Other industries such as agri-food could also benefit substantially from 5G networks, according to Mark Dietrich, president and CEO at Compute Canada.

“There’s already huge amounts of data sitting on farms, the estimate is something on the order of 500 petabytes that’s locked up on farms that could be processed to create better results for agriculture and greater outcomes,” he said.

The challenge, Dietrich added, is how to get that data off the farms so that it can be used. Rural broadband networks are often rudimentary and can’t handle real-time, thick data transmissions.

There are also other sectors, even resource-based ones that see major opportunities arise from 5G networks. The mining industry is one according to Jaco du Plooy, CTO at Ericsson Canada.

For example, using URLLC in mining equipment could substantially improve the efficiency of operations. By implementing URLLC in combination with other techniques could result in a digger acting exactly like a human operated machine. At times, the machine operator will just be feel that the skip has 100% capacity whereas a machine may not.
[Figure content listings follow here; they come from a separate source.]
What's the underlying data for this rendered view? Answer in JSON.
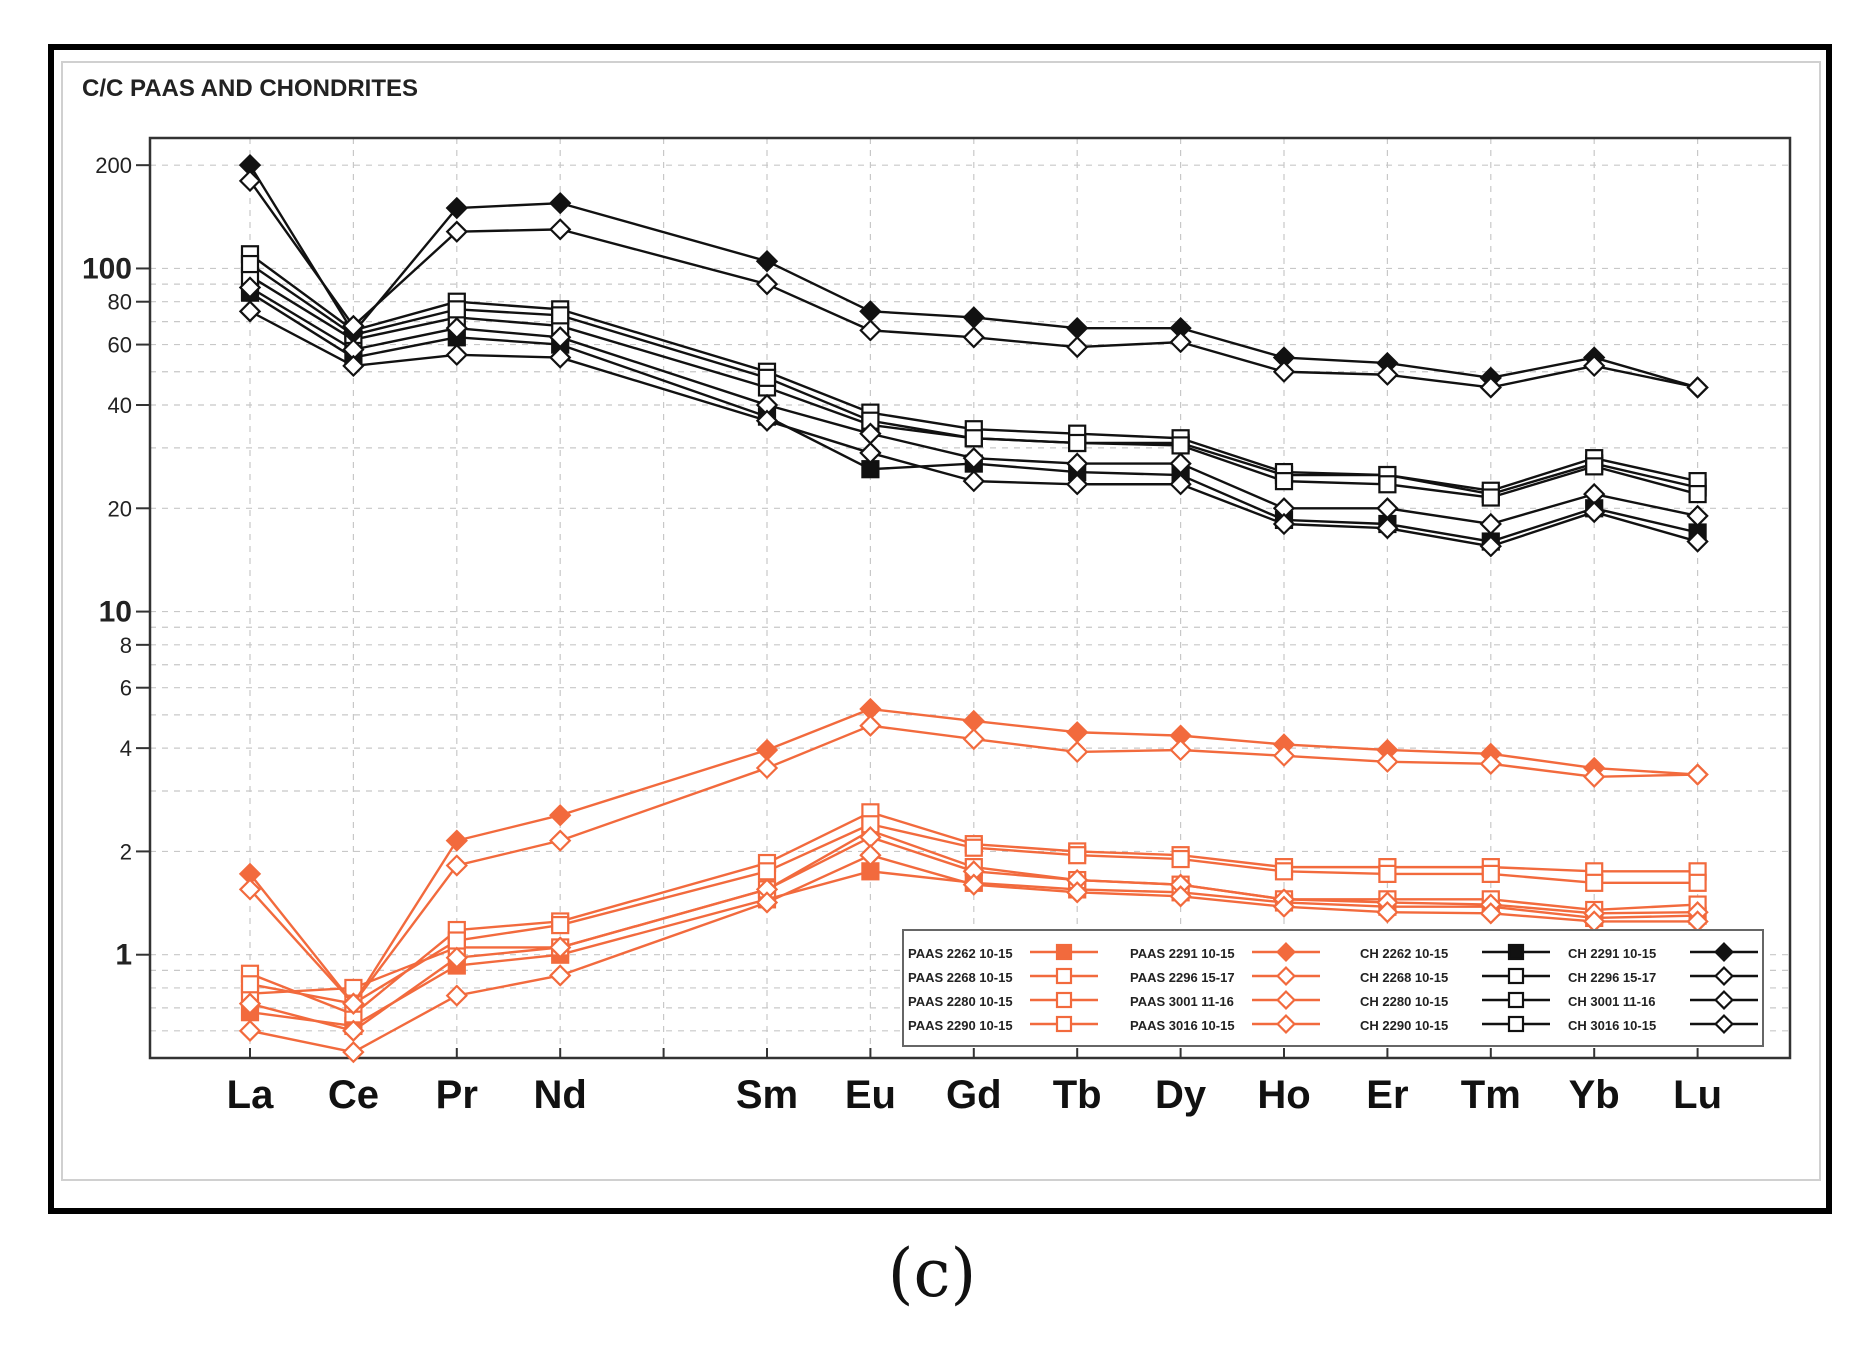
{
  "caption": "(c)",
  "chart_data": {
    "type": "line",
    "scale": "log",
    "title": "C/C PAAS AND CHONDRITES",
    "xlabel": "",
    "ylabel": "",
    "ylim": [
      0.5,
      240
    ],
    "categories": [
      "La",
      "Ce",
      "Pr",
      "Nd",
      "Sm",
      "Eu",
      "Gd",
      "Tb",
      "Dy",
      "Ho",
      "Er",
      "Tm",
      "Yb",
      "Lu"
    ],
    "category_slots": [
      0,
      1,
      2,
      3,
      5,
      6,
      7,
      8,
      9,
      10,
      11,
      12,
      13,
      14
    ],
    "yticks": [
      {
        "value": 200,
        "label": "200",
        "major": false
      },
      {
        "value": 100,
        "label": "100",
        "major": true
      },
      {
        "value": 80,
        "label": "80",
        "major": false
      },
      {
        "value": 60,
        "label": "60",
        "major": false
      },
      {
        "value": 40,
        "label": "40",
        "major": false
      },
      {
        "value": 20,
        "label": "20",
        "major": false
      },
      {
        "value": 10,
        "label": "10",
        "major": true
      },
      {
        "value": 8,
        "label": "8",
        "major": false
      },
      {
        "value": 6,
        "label": "6",
        "major": false
      },
      {
        "value": 4,
        "label": "4",
        "major": false
      },
      {
        "value": 2,
        "label": "2",
        "major": false
      },
      {
        "value": 1,
        "label": "1",
        "major": true
      }
    ],
    "grid": true,
    "legend_position": "bottom-right",
    "colors": {
      "paas": "#f26a3d",
      "ch": "#111111",
      "frame": "#333333",
      "grid": "#c8c8c8"
    },
    "series": [
      {
        "name": "PAAS 2262 10-15",
        "group": "paas",
        "marker": "square-filled",
        "values": [
          0.68,
          0.62,
          0.93,
          1.0,
          1.45,
          1.75,
          1.62,
          1.55,
          1.52,
          1.42,
          1.38,
          1.38,
          1.28,
          1.3
        ]
      },
      {
        "name": "PAAS 2268 10-15",
        "group": "paas",
        "marker": "square-open",
        "values": [
          0.77,
          0.8,
          1.05,
          1.05,
          1.55,
          2.3,
          1.8,
          1.65,
          1.6,
          1.45,
          1.45,
          1.45,
          1.35,
          1.4
        ]
      },
      {
        "name": "PAAS 2280 10-15",
        "group": "paas",
        "marker": "square-open",
        "values": [
          0.88,
          0.67,
          1.18,
          1.25,
          1.85,
          2.6,
          2.1,
          2.0,
          1.95,
          1.8,
          1.8,
          1.8,
          1.75,
          1.75
        ]
      },
      {
        "name": "PAAS 2290 10-15",
        "group": "paas",
        "marker": "square-open",
        "values": [
          0.82,
          0.72,
          1.1,
          1.22,
          1.75,
          2.4,
          2.05,
          1.95,
          1.9,
          1.75,
          1.72,
          1.72,
          1.62,
          1.62
        ]
      },
      {
        "name": "PAAS 2291 10-15",
        "group": "paas",
        "marker": "diamond-filled",
        "values": [
          1.72,
          0.72,
          2.15,
          2.55,
          3.95,
          5.2,
          4.8,
          4.45,
          4.35,
          4.1,
          3.95,
          3.85,
          3.5,
          3.35
        ]
      },
      {
        "name": "PAAS 2296 15-17",
        "group": "paas",
        "marker": "diamond-open",
        "values": [
          0.72,
          0.6,
          0.98,
          1.05,
          1.55,
          2.2,
          1.75,
          1.65,
          1.6,
          1.45,
          1.42,
          1.4,
          1.32,
          1.33
        ]
      },
      {
        "name": "PAAS 3001 11-16",
        "group": "paas",
        "marker": "diamond-open",
        "values": [
          0.6,
          0.52,
          0.76,
          0.87,
          1.42,
          1.95,
          1.6,
          1.52,
          1.48,
          1.38,
          1.33,
          1.32,
          1.25,
          1.25
        ]
      },
      {
        "name": "PAAS 3016 10-15",
        "group": "paas",
        "marker": "diamond-open",
        "values": [
          1.55,
          0.72,
          1.82,
          2.15,
          3.5,
          4.65,
          4.25,
          3.9,
          3.95,
          3.8,
          3.65,
          3.6,
          3.3,
          3.35
        ]
      },
      {
        "name": "CH 2262 10-15",
        "group": "ch",
        "marker": "square-filled",
        "values": [
          85,
          55,
          63,
          60,
          37,
          26,
          27,
          25.5,
          25,
          18.5,
          18,
          16,
          20,
          17
        ]
      },
      {
        "name": "CH 2268 10-15",
        "group": "ch",
        "marker": "square-open",
        "values": [
          95,
          62,
          72,
          68,
          45,
          35,
          32,
          31,
          31,
          25,
          25,
          22,
          27,
          23
        ]
      },
      {
        "name": "CH 2280 10-15",
        "group": "ch",
        "marker": "square-open",
        "values": [
          110,
          66,
          80,
          76,
          50,
          38,
          34,
          33,
          32,
          25.5,
          25,
          22.5,
          28,
          24
        ]
      },
      {
        "name": "CH 2290 10-15",
        "group": "ch",
        "marker": "square-open",
        "values": [
          103,
          64,
          76,
          73,
          48,
          36,
          32,
          31,
          30.5,
          24,
          23.5,
          21.5,
          26.5,
          22
        ]
      },
      {
        "name": "CH 2291 10-15",
        "group": "ch",
        "marker": "diamond-filled",
        "values": [
          200,
          65,
          150,
          155,
          105,
          75,
          72,
          67,
          67,
          55,
          53,
          48,
          55,
          45
        ]
      },
      {
        "name": "CH 2296 15-17",
        "group": "ch",
        "marker": "diamond-open",
        "values": [
          88,
          58,
          67,
          63,
          40,
          33,
          28,
          27,
          27,
          20,
          20,
          18,
          22,
          19
        ]
      },
      {
        "name": "CH 3001 11-16",
        "group": "ch",
        "marker": "diamond-open",
        "values": [
          75,
          52,
          56,
          55,
          36,
          29,
          24,
          23.5,
          23.5,
          18,
          17.5,
          15.5,
          19.5,
          16
        ]
      },
      {
        "name": "CH 3016 10-15",
        "group": "ch",
        "marker": "diamond-open",
        "values": [
          180,
          68,
          128,
          130,
          90,
          66,
          63,
          59,
          61,
          50,
          49,
          45,
          52,
          45
        ]
      }
    ]
  }
}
This means the network is critical in ensuring the maximum efficiency can be achieved, he added.

What became pretty clear as the two-day event progressed is that 5G is going to be a transformative type of technology that promises big changes, new applications and services for a variety of industries.

Martin Proulx, director general of engineering, planning and standards at Innovation Science and Economic Development (ISED), noted that moving to 5G is a time to take a bigger picture look at its potential impacts. “I think 5G launching is an opportunity to step back and rethink the entire network. I think that if we think of 5G as something that’s only incremental to 4G access, we’re missing the fundamental transformational aspects of 5G,” he said.

Proulx pointed to a study done for the city of Paris, France that showed adopting a completely new type of transportation infrastructure could have major positive downstream impacts. Reducing the number of vehicles on the road in the city by 80% to 90% with automated, car sharing services would result in “no loss of comfort and convenience in terms of getting from point A to point B,” he said.

And while there are many unanswered questions on 5G, there are some certainties though. These 5G networks will have very high throughput rates, estimated to be somewhere in the range of 10 Gbps. They will also have very low latency, one millisecond. And devices could have batteries that last 10 years before needing to be charged.